On the geometry of Petrov type II spacetimes

TL;DR

This paper explores the geometric properties of Petrov type II spacetimes, introducing a weaker symmetry condition, and analyzes perturbations leading to solutions of the linearized Einstein equations with specific algebraic properties.

Contribution

It introduces a weaker form of Killing equations for Petrov type II spacetimes and studies their properties and implications for perturbations and conservation laws.

Findings

Existence of a generalized Killing spinor in Petrov type II spacetimes.

Perturbations yield complex solutions to linearized Einstein equations.

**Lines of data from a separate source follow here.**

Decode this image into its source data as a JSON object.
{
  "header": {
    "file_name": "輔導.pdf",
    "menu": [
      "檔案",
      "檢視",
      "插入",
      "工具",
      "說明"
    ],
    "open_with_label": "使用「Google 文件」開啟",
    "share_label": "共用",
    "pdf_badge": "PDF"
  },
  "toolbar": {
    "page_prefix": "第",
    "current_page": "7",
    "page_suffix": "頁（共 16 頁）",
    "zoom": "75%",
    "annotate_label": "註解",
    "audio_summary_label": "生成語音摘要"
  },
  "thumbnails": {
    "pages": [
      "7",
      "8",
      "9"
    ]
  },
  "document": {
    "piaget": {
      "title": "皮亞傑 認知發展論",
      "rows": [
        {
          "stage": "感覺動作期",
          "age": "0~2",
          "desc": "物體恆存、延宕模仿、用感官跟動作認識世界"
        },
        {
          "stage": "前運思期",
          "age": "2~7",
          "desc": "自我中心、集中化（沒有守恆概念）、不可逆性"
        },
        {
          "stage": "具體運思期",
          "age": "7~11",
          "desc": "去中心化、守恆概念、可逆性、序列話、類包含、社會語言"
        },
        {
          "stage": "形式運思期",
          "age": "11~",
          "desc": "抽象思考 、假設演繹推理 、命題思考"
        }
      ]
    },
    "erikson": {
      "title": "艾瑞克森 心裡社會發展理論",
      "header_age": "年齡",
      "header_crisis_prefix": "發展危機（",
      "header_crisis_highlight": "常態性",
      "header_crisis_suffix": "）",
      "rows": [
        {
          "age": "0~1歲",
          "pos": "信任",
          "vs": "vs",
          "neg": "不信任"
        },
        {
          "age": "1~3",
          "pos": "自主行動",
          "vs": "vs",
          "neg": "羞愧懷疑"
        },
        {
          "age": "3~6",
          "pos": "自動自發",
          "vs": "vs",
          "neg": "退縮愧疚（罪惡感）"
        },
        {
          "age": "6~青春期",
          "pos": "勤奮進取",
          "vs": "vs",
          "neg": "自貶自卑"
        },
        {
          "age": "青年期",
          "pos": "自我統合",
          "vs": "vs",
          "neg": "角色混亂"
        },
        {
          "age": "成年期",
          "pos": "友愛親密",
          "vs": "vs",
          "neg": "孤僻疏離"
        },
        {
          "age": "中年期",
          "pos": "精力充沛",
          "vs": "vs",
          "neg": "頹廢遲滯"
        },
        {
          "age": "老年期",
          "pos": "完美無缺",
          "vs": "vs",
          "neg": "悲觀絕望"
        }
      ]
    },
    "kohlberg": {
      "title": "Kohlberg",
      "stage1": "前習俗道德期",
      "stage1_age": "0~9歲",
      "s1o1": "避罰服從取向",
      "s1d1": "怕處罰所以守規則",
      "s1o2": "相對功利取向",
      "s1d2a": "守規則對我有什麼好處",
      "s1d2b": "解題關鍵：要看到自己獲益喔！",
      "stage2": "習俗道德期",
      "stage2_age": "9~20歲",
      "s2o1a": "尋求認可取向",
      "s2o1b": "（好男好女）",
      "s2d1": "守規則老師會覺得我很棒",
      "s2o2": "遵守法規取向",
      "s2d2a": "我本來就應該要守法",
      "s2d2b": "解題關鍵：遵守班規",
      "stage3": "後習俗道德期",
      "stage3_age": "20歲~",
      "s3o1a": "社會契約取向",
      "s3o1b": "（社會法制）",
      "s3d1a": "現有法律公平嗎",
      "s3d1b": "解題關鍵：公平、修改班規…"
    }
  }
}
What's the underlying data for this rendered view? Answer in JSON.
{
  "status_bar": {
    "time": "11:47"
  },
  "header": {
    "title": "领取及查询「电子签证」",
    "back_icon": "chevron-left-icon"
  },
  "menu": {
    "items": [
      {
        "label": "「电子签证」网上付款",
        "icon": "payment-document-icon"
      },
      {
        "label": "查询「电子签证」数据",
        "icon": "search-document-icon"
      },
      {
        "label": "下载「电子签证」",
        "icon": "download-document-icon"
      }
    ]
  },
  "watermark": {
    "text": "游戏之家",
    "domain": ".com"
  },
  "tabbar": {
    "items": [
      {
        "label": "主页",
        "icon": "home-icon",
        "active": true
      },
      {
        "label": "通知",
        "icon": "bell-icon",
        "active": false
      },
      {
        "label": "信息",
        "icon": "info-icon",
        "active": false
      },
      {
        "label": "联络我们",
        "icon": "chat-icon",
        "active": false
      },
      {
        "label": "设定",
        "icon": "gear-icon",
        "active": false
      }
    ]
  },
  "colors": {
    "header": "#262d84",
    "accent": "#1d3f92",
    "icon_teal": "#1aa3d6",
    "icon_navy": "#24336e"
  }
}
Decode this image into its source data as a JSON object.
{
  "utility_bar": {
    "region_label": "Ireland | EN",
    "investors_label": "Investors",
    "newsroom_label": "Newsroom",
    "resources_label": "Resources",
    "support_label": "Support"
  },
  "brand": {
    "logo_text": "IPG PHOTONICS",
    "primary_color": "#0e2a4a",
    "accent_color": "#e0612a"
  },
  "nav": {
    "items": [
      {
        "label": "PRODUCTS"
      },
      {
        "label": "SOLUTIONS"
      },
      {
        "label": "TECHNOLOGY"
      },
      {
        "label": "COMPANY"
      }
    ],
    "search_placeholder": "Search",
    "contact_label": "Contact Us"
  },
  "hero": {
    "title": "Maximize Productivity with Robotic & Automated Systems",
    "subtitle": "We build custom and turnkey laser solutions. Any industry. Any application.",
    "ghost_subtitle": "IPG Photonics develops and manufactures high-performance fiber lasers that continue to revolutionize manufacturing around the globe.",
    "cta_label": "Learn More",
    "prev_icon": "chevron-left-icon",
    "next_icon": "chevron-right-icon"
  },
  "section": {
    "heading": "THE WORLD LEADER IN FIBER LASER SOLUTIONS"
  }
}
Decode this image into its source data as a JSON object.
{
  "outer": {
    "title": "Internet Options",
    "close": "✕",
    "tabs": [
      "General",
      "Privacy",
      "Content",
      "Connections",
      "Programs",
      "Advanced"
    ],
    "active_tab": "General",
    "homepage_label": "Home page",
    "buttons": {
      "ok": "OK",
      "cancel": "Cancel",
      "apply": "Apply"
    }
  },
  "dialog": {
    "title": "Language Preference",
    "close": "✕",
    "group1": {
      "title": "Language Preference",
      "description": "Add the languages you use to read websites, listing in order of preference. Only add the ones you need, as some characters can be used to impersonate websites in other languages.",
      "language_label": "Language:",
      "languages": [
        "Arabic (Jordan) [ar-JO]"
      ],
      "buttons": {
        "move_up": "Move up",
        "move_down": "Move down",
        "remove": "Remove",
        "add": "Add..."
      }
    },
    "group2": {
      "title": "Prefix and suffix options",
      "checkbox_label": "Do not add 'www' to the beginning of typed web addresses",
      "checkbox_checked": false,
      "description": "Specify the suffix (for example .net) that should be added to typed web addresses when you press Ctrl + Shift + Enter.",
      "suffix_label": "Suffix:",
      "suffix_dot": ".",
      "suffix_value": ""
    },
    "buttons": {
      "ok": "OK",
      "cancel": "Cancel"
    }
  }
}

Linearized Weyl tensor becomes half Petrov type N under perturbations.

Abstract

In general, geometries of Petrov type II do not admit symmetries in terms of Killing vectors or spinors. We introduce a weaker form of Killing equations which do admit solutions. In particular, there is an analog of the Penrose-Walker Killing spinor. Some of its properties, including associated conservation laws, are discussed. Perturbations of Petrov type II Einstein geometries in terms of a complex scalar Debye potential yield complex solutions to the linearized Einstein equations. The complex linearized Weyl tensor is shown to be half Petrov type N. The remaining curvature component on the algebraically special side is reduced to a first order differential operator acting on the potential.